Loading and Maintaining Production-Scale DD Graphs: APOC Procedures, Bulk Loading, Index Strategy, and Memory Tuning

The Neo4j sub-series up to this point has lived in the data-modeling and query-design layer. The methodology is correct; the queries make sense; the worked examples run in seconds. Production operation is a different problem. A DD firm whose ownership-and-transaction graph crosses 1M relationships, then 10M, then 100M, hits performance walls that have nothing to do with Cypher correctness and everything to do with index strategy, JVM heap allocation, page-cache configuration, bulk-loading methodology, and transaction-batching discipline. A round-tripping query that runs in 800ms on a 50,000-relationship synthetic graph can run in 8 minutes on a 50M-relationship production graph if any of those layers is misconfigured, and the practitioner who hits that wall typically blames Cypher rather than the operational layer.

This article walks the operational layer. Bulk loading, when to use Cypher’s LOAD CSV, when to switch to APOC’s apoc.periodic.iterate for streaming, when to escalate to the offline neo4j-admin import tool for initial bulk inserts. Index strategy, composite indexes for compound lookups, range indexes for time-windowed queries (the Wash-Sale and Layering Detection article’s use case), full-text indexes for fuzzy lookups (the Schema Design for Sanctions Screening article’s case). Memory tuning, the JVM heap vs page-cache trade-off, the empirical sizing rules for typical DD graph workloads. Query performance discipline, PROFILE every variable-length-path query, narrow with selective predicates first, use EXISTS { } subqueries to short-circuit. Each is delivered as a practitioner-deployable workflow rather than a Neo4j-internals deep-dive.

The scale wall

Empirically, DD graphs hit four scale thresholds at which different operational concerns dominate.

Under 1M relationships: Most things work without tuning. Neo4j AuraDB Free or Professional tiers handle the workload; default configurations are adequate; index strategy doesn’t matter much.
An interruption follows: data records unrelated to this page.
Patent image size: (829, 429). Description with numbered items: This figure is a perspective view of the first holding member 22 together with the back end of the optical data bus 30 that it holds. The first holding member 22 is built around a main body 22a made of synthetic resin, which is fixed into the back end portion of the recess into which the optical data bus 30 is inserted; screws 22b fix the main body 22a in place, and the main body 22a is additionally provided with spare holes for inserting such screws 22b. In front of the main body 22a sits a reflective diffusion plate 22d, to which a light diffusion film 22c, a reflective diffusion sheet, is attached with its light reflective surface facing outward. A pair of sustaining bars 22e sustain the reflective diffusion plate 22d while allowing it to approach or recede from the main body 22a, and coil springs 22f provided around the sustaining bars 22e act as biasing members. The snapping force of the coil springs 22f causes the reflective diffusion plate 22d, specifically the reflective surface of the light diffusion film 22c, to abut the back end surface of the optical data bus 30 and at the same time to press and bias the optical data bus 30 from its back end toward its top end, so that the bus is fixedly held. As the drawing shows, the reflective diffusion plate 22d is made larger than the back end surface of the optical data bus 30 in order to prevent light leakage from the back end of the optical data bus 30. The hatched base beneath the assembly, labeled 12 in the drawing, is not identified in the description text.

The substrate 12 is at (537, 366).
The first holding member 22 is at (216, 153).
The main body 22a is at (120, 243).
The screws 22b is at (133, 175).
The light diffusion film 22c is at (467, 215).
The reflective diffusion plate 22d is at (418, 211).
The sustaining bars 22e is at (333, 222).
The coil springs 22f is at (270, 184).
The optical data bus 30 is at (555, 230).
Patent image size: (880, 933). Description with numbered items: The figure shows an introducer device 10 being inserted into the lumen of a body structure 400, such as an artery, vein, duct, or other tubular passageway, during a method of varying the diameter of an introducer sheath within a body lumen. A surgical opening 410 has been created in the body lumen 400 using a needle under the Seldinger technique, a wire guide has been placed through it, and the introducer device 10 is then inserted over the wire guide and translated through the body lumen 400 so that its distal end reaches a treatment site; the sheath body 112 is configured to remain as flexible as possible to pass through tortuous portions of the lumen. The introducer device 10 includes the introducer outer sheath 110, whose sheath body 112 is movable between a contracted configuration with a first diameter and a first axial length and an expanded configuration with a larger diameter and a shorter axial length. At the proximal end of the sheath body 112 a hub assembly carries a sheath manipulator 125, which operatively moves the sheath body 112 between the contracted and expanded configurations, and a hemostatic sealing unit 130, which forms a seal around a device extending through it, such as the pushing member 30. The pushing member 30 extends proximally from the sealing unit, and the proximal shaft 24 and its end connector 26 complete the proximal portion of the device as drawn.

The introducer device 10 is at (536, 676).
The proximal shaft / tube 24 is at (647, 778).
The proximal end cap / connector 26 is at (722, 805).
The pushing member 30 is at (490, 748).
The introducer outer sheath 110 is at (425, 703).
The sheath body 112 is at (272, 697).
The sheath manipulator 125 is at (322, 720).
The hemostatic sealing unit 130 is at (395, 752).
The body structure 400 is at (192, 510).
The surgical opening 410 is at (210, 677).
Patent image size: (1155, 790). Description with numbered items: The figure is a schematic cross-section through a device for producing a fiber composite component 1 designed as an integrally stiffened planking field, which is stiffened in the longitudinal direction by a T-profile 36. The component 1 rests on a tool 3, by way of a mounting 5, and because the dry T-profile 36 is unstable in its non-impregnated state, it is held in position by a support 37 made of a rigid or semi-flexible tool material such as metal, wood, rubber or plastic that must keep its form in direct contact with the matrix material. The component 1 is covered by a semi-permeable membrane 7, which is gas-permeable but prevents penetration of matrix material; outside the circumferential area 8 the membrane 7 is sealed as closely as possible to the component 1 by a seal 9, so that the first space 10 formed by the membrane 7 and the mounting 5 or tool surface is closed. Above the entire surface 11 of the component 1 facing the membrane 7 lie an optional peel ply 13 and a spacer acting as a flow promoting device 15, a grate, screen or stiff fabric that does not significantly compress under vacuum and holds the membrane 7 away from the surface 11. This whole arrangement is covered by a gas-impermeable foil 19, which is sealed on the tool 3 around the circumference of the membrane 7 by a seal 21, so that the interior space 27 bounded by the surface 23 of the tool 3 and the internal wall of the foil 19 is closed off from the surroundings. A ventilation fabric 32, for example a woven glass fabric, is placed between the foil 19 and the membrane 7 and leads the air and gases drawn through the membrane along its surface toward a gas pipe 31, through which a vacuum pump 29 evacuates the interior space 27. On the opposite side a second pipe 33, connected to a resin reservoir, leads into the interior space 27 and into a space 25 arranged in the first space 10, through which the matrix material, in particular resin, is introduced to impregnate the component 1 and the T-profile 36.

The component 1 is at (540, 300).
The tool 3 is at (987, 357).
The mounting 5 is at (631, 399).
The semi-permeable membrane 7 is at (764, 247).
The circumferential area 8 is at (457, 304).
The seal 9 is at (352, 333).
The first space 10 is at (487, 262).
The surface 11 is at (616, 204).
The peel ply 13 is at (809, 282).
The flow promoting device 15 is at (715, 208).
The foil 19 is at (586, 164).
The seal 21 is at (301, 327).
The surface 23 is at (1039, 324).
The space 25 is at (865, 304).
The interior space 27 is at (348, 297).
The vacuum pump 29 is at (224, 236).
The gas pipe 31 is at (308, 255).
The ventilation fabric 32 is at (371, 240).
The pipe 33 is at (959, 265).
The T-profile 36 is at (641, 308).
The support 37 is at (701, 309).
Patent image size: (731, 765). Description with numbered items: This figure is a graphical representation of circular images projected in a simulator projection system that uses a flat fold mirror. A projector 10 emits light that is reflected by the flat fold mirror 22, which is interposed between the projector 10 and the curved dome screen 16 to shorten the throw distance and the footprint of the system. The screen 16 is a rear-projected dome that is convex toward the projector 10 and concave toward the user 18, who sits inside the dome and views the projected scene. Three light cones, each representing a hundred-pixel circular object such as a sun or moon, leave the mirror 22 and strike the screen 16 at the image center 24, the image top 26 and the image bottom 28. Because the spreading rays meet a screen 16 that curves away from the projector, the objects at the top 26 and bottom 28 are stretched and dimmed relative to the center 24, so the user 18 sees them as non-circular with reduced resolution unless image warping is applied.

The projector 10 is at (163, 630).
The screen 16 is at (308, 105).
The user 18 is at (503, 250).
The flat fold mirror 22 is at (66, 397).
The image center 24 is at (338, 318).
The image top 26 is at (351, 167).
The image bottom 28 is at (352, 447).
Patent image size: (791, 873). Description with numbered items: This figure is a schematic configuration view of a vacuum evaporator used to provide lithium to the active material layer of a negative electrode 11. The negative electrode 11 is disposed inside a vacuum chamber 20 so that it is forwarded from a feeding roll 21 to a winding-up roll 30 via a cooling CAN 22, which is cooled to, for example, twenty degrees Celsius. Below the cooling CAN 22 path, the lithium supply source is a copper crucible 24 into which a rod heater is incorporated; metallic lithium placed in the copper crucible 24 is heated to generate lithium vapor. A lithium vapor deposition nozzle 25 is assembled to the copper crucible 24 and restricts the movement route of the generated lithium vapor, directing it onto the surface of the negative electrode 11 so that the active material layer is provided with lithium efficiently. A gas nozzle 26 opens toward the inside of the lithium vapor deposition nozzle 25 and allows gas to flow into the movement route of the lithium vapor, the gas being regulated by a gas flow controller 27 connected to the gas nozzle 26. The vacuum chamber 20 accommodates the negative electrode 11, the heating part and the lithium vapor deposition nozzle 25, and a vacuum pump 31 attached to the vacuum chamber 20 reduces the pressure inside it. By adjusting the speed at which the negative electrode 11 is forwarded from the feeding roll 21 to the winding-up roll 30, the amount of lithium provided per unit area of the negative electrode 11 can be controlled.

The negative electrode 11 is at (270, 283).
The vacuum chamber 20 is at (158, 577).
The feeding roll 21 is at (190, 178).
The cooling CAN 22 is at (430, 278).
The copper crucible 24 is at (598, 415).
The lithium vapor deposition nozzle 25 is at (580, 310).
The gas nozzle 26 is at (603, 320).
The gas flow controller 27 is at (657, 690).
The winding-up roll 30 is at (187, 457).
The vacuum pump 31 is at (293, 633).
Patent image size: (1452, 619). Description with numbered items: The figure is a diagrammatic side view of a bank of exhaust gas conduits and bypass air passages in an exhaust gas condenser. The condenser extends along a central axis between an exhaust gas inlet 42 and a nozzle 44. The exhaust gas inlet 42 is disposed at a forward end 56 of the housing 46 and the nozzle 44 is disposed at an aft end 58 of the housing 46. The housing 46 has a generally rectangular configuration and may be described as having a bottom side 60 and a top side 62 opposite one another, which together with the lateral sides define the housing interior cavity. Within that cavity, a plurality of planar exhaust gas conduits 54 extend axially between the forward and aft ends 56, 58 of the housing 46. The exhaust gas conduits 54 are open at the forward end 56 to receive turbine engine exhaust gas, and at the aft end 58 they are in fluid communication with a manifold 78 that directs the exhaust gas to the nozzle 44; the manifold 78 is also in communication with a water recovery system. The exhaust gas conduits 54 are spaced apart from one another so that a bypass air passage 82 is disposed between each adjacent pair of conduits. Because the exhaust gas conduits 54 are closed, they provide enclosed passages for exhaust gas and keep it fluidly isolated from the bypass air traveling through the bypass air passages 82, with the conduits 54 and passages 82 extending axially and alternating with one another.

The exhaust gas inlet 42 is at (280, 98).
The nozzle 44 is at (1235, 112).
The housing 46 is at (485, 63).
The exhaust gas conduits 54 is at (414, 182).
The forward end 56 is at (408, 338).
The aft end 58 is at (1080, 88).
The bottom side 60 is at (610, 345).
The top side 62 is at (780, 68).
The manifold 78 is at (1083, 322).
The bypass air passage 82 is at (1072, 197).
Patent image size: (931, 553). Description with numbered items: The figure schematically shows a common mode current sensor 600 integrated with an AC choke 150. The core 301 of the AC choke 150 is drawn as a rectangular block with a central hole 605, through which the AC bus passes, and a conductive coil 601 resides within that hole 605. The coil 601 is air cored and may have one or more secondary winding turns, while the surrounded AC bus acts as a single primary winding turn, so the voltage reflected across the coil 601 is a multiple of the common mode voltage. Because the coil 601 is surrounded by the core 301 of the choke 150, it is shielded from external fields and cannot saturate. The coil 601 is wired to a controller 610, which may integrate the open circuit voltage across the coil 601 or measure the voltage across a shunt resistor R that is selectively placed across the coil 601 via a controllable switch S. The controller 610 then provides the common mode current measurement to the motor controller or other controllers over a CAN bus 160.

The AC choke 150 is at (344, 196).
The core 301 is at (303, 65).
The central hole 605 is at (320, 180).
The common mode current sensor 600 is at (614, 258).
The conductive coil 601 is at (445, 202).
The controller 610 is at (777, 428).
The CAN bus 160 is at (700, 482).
The methodology articles in this sub-series were tested at this scale.

1M to 10M relationships: Index strategy starts to matter. Variable-length-path queries (round-tripping cycles, ownership cascades, layering chains) become noticeably slower without proper indexing. Bulk-loading new ingestion data via single-transaction LOAD CSV starts to hit memory limits. JVM heap tuning becomes necessary.

10M to 100M relationships: APOC procedures become required, not optional. apoc.periodic.iterate for batched updates is the standard pattern; transaction sizing matters; deadlock avoidance becomes a real concern. Page-cache sizing dominates query latency.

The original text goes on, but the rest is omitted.